Some people are new gun owners and trying to buy ammunition in order to supply their new guns. Some are more experienced owners and are trying to maintain their existing supplies while shooting. Some are trying to build up a personal emergency supply in case shortages continue long term or get worse; like having a couple extra gallons of gas for your lawn mower. And, of course, some are trying to buy up supplies of ammunition at the store then sell them online or elsewhere at higher prices to people who couldn't get supplies at the gun store. [Parenthetically, most gun stores hate this practice because it makes it hard for them to keep their customers happy with a small number of people buying all of the ammunition and then reselling it at higher prices. Consequently, many gun stores are rationing ammunition purchases.]
But for new shooters and the less experienced trying to build a small stock, the question often comes up, "how long is this stuff good for, just sitting around?" It is a valid question. After all, like the gasoline example, people have to put a stabilizing compound in their gasoline to keep it from going bad. So how long will ammunition last before "going bad?"

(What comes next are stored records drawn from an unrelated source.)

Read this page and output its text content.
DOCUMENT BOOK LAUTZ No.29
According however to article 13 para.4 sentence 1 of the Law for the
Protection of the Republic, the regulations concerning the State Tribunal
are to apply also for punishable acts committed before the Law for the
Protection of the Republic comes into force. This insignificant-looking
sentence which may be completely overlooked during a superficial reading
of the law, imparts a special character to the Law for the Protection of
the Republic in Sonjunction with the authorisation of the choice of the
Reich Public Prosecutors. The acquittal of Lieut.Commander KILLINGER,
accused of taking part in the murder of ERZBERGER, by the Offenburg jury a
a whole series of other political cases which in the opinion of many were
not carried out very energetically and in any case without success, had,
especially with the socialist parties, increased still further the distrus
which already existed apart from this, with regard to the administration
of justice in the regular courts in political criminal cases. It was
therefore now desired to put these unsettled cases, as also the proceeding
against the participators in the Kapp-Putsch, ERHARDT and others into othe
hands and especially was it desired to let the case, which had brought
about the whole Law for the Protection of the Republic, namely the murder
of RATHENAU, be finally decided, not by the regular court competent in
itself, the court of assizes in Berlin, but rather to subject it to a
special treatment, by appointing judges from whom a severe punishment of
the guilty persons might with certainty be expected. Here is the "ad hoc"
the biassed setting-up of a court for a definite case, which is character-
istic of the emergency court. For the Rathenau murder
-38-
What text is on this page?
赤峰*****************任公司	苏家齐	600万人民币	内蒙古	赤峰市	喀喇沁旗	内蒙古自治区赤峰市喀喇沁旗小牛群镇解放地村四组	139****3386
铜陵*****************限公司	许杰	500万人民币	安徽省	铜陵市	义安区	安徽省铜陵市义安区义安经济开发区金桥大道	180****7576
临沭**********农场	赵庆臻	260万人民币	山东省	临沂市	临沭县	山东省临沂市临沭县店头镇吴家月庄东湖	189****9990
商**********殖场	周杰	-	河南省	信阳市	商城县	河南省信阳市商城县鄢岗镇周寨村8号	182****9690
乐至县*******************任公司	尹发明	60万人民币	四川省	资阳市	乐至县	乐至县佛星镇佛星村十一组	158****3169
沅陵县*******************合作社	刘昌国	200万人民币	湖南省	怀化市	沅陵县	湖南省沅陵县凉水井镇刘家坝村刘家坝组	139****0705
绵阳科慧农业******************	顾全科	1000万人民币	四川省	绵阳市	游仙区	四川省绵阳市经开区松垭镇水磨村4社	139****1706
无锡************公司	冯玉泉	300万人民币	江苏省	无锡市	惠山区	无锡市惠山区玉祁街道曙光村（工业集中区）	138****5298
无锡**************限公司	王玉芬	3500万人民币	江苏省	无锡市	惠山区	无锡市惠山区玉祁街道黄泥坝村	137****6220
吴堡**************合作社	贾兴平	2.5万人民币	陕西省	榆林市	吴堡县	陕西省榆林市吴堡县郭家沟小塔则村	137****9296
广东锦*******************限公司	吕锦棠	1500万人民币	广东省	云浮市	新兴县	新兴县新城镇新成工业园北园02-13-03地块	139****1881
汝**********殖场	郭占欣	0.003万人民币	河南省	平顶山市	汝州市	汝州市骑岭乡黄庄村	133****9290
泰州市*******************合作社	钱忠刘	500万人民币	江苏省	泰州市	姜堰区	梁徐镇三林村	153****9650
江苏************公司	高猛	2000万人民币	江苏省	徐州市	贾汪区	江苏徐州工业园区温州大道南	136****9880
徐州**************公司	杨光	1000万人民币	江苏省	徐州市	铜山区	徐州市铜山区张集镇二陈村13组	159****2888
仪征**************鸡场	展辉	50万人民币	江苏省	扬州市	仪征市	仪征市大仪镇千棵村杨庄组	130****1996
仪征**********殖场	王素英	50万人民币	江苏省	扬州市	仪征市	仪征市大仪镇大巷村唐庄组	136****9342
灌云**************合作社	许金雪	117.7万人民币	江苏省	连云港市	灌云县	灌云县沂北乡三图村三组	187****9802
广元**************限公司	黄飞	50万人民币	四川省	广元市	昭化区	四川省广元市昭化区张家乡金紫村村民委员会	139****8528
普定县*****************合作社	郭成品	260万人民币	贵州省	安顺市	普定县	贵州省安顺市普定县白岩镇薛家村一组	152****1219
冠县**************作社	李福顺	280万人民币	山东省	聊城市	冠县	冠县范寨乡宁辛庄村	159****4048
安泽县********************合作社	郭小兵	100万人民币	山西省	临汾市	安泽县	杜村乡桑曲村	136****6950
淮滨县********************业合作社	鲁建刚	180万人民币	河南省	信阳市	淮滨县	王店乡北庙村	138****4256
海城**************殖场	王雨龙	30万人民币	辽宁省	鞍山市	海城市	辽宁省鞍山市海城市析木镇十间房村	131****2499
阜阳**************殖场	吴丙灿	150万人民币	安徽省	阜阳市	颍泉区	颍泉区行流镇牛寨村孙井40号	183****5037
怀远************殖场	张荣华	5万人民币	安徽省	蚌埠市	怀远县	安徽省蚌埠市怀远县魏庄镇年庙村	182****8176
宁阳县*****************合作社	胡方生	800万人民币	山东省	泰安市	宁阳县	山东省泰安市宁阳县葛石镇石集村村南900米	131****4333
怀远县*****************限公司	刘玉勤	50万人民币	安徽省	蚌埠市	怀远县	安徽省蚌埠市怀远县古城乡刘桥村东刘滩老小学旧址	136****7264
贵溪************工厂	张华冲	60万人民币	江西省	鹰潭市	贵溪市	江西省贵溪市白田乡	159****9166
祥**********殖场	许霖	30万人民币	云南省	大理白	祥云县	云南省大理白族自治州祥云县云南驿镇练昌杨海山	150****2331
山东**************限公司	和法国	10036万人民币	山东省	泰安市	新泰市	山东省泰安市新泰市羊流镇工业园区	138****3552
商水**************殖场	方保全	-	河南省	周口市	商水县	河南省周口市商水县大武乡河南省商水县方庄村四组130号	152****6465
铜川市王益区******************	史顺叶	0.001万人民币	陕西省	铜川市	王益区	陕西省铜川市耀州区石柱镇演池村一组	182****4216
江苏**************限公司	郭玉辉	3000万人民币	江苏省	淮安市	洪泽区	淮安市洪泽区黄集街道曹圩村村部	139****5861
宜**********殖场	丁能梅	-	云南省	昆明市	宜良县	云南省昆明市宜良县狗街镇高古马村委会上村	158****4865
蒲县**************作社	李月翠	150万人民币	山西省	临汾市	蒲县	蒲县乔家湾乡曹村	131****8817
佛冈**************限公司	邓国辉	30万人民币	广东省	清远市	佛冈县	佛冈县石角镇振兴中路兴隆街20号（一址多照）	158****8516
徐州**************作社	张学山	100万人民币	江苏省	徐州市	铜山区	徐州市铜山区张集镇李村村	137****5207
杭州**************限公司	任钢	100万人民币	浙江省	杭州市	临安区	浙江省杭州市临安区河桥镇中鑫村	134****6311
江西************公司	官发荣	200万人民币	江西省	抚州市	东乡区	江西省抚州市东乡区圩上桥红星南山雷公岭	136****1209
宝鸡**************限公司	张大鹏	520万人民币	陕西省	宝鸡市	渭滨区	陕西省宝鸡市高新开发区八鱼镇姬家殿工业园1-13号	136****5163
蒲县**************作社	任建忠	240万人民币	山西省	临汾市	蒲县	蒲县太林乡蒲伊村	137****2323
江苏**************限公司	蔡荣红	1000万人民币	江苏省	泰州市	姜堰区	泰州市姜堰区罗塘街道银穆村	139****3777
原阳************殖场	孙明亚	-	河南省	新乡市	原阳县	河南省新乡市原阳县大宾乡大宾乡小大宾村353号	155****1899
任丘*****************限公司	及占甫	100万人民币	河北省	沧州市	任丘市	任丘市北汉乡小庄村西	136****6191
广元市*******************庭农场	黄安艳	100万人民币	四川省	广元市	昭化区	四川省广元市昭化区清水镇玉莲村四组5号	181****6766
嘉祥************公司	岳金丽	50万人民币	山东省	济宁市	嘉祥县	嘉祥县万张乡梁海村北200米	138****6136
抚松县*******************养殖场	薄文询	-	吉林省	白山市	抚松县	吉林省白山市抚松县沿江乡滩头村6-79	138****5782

The good news answer is basically: Forever.
The chemicals used in the smokeless powder propellant is usually the most vulnerable to age. It can break down over time. But all modern smokeless powders are engineered so that they are very very stable, and have been so for a century or more. Ammunition from WWI and before is often still good and in shootable condition. What is the enemy of the powder is typically heat. Excessively hot conditions can accelerate the process of the powder breaking down. Unstable powder is unpredictable. It may not burn at all, react very weakly, or burn far too quickly and create dangerous over-pressure. So, generally, do not store you ammunition in places where it gets excessively hot. While your non-air-conditioned garage can get uncomfortably hot, it is usually OK, but your attic, where temperatures may exceed 150 degrees F., is hard on the powder.
The metals in the cartridge are no different from any others. Brass, copper, and lead can all oxidize. So it is important to keep the exterior of the cartridge clean and dry. Store it so that it is shielded from excessive moisture, and even outright wetness. If the cartridges are handled (touched with your fingers) then they should be wiped down with a clean, dry (not oiled) soft cotton cloth. Human fingerprints are acidic and salty. They can etch metals and cause them to corrode. It is no unheard of to find older ammunition where the brass case is green and scaly or the exposed lead of the bullet is white and flakes off. These are corrosion and would make the cartridge unsafe. But a clean, dry, cartridge will not corrode like that.
So, to maximize the life span of your ammunition, store it in a cool, dry place. Basically, if you would feel comfortable sleeping there, your ammunition probably will too.
Some owners like to purchase "ammo cases" specifically made for storing ammunition. They are usually steel or plastic, open at the top, have a water proof seal, and a carrying handle. Some will even put a fresh descant pack in the box, though it may not strictly be necessary.
[Surplus military steel "Ammo Can."]
[New manufacture plastic "Ammo Can."]
We do have one other thing to discuss here about safe storage of ammunition. It should be stored in a manner that unauthorized people do not have ready access to it. You will have to decide how that works in your home. For instance if you do not have children in the home and do not ever have visitors, then your entire home is a "storage container" to prevent unauthorized access just by putting it in your closet and locking your front door. But if you have children, or even if you have well trained teen or adult children, but have visitors in your home, then you need a way to deny access. Some of the "ammo cans" discussed above have a lock hasp for a traditional removable lock. Some people choose a sheet steel locker for guns and ammunition typified by the Stack On (tm) brand. Some people have full sized safe and store both guns and ammunition in there. Some people get creative and may use a locking file cabinet, actual refrigerator with a lock, or a cabinet with a key lock on it. In any case it is your responsibility to take steps to prevent unauthorized people from accessing your ammunition.